Because of all these great benefits, the American Heart Association officially recommends eating at least 7 ounces of fatty fish a week; they also say that salmon is a preferable choice because it is especially high in Omega-3 and low in mercury compared to other fish. If you’ll remember, the EPA agreed that four meals of 8 ounces of wild-caught salmon per month was fine, even in its most conservative estimation. However, if you tried to meet the AHA’s minimum with farm-raised salmon, you would be taking in almost 4 times the EPA’s maximum. If you don’t want to be forced to choose between risking cancer and risking heart disease, wild-caught salmon is literally the only way to go. And that’s assuming they’re identical in nutritional value.
The Big Mistakes
Let’s start off with why raising salmon in farms is not actually helping to reduce over-fishing. You would think that if half of the market’s salmon are coming from farms, that’s half of the market’s salmon that don’t have to come from the ocean; a bit of an improvement, right? Well, there’s unfortunately one very critical hole in that logic, which salmon farmers are struggling to overcome.
King Salmon Fishery
Salmon are carnivores. It takes on average 5 pounds of seafood to raise one pound of salmon. According to one biologist quoted on the Pure Salmon Campaign, “one sea loch [contains] 25 times as many farm salmon as there are wild salmon for the whole west coast of Scotland”. If there was really enough salmon chow in the oceans to support those kinds of numbers, wouldn’t there be that many salmon occurring naturally?

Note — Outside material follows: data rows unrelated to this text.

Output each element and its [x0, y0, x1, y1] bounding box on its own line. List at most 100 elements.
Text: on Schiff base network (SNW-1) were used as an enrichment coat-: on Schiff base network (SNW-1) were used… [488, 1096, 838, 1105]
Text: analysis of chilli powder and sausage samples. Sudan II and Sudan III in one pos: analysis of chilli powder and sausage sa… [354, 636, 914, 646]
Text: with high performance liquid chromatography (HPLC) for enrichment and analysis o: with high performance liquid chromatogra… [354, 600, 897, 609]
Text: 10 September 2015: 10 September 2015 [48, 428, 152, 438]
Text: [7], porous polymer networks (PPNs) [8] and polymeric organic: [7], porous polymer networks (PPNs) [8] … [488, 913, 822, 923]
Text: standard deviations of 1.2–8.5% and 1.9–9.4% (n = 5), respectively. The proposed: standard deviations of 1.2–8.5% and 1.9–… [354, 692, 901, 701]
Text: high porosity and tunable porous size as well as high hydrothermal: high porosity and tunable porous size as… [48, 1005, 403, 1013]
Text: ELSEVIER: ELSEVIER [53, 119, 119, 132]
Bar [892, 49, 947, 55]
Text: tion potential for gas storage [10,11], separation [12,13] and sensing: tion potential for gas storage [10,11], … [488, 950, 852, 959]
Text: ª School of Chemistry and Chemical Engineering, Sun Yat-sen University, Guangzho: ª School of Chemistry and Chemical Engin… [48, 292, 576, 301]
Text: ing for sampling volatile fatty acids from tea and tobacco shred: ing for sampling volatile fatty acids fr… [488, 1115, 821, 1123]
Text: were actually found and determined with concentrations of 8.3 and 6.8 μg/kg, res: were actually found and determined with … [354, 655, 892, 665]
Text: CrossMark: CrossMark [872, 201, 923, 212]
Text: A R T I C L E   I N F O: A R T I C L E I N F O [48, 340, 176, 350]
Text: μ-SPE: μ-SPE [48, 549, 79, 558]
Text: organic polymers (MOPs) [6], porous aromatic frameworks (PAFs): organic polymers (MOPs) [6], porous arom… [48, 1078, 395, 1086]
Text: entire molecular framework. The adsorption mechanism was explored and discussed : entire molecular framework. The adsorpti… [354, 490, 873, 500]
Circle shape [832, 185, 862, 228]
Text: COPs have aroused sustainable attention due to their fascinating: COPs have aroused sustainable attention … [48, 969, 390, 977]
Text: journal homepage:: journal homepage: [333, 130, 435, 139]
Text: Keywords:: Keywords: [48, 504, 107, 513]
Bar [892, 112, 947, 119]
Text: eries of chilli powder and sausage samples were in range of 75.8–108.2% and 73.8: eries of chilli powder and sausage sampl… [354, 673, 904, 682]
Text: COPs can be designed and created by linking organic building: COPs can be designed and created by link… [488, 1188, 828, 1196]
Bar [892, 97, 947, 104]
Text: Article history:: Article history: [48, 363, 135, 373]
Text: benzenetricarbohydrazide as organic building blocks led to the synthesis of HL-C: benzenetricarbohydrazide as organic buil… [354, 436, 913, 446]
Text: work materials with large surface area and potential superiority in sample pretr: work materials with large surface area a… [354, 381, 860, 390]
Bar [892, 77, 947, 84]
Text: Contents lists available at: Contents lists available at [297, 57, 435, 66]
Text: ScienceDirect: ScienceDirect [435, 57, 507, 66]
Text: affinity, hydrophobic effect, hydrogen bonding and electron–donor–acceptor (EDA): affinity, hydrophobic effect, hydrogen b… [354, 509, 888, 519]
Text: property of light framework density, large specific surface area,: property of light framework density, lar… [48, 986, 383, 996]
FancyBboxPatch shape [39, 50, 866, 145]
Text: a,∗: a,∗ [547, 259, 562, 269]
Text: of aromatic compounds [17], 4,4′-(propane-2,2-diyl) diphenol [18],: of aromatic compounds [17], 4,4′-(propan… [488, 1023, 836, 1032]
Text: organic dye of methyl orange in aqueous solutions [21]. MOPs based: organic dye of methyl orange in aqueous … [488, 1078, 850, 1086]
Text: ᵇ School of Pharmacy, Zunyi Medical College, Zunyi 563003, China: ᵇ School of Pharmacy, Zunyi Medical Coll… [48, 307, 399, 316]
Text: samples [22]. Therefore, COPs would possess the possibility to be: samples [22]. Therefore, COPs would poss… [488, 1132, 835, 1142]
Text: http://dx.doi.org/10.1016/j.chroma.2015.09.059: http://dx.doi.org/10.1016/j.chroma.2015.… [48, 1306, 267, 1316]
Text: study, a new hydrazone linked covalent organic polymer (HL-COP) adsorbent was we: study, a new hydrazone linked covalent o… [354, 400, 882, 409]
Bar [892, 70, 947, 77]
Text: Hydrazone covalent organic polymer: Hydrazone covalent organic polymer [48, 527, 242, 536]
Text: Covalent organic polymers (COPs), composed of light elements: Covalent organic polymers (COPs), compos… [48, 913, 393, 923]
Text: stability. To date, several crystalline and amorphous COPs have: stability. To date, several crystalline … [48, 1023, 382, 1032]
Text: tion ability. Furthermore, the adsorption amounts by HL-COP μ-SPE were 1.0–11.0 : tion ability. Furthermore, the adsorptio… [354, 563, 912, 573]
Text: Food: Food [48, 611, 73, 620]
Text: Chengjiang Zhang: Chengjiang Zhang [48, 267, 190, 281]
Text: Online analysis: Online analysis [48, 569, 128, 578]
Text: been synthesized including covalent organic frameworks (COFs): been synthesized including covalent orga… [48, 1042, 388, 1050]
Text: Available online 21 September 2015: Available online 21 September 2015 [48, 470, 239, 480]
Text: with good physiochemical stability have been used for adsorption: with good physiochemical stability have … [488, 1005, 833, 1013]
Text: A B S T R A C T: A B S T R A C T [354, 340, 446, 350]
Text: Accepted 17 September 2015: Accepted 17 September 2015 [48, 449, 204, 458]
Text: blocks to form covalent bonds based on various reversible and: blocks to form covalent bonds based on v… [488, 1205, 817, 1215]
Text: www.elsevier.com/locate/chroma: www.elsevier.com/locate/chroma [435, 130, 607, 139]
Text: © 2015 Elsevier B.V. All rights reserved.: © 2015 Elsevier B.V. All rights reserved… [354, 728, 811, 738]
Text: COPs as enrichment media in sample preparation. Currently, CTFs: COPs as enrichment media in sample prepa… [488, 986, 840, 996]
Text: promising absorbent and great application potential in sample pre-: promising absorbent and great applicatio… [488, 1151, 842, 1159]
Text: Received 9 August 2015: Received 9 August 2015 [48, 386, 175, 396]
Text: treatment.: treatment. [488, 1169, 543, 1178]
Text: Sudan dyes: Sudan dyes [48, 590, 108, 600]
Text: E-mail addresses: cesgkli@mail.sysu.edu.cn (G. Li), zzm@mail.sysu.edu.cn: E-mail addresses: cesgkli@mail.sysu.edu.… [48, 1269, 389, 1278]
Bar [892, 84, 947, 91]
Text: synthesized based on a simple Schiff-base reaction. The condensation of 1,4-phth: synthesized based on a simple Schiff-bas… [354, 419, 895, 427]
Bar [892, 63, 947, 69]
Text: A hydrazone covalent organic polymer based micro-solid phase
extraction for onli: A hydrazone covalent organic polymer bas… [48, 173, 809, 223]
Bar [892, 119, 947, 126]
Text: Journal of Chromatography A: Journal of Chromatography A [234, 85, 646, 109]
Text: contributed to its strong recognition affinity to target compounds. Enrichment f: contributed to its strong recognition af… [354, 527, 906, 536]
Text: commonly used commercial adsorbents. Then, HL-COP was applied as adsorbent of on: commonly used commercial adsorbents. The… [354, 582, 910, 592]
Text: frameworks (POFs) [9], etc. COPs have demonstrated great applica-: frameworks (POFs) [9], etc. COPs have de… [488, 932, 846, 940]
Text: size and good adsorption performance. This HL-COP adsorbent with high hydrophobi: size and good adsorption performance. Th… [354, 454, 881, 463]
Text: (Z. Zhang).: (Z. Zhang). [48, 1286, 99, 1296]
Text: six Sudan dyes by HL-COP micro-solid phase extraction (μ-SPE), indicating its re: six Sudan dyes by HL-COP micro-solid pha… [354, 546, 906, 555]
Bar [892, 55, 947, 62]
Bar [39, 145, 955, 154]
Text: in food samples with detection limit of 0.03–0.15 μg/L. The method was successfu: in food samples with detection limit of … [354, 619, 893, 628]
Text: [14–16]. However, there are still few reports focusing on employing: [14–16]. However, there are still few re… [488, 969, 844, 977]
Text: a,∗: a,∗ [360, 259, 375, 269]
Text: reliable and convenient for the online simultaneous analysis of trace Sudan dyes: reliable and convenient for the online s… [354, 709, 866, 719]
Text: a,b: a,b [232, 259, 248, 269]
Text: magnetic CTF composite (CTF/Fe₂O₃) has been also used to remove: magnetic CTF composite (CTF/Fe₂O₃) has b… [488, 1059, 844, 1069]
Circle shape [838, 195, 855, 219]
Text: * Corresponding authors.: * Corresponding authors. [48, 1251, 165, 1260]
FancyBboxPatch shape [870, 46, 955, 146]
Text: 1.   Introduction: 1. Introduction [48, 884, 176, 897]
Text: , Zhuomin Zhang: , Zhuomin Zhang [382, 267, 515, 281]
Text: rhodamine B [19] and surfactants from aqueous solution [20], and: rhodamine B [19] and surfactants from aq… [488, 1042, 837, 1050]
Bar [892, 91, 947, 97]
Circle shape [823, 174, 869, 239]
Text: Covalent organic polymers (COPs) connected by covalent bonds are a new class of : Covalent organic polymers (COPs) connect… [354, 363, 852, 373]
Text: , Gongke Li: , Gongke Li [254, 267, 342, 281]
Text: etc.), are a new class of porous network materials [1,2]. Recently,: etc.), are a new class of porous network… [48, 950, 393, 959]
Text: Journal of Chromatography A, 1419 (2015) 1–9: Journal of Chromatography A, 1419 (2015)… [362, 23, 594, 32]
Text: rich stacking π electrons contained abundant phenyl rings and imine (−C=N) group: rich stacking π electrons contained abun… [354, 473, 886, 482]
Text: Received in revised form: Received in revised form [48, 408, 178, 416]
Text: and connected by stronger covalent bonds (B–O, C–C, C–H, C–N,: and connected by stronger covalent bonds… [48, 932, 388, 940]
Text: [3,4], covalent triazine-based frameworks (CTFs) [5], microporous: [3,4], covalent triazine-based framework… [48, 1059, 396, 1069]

Even salmon farmers realize that they can’t continue on this path. “Our biggest challenge,” said an executive quoted in the Los Angeles Times, “is to find substitute grains for fish meal and fish oil.”
Really? Because we would have guessed that their biggest challenge would be to market a product fed on the same grains that have destroyed the Omega-3 ratio of every other factory farmed animal in the States, driving health conscious Americans to buy salmon in the first place and make their entire industry possible. But that’s just us.
Wild-caught salmon has an Omega-3 to Omega-6 ratio of up to 19:1, farm raised salmon has a ratio of about 2:1, which is lower than our optimum ratio! Only if you ate nothing but farm raised salmon for every meal, which no one would consider safe, would you even come close to your ideal balance. There is absolutely no comparison.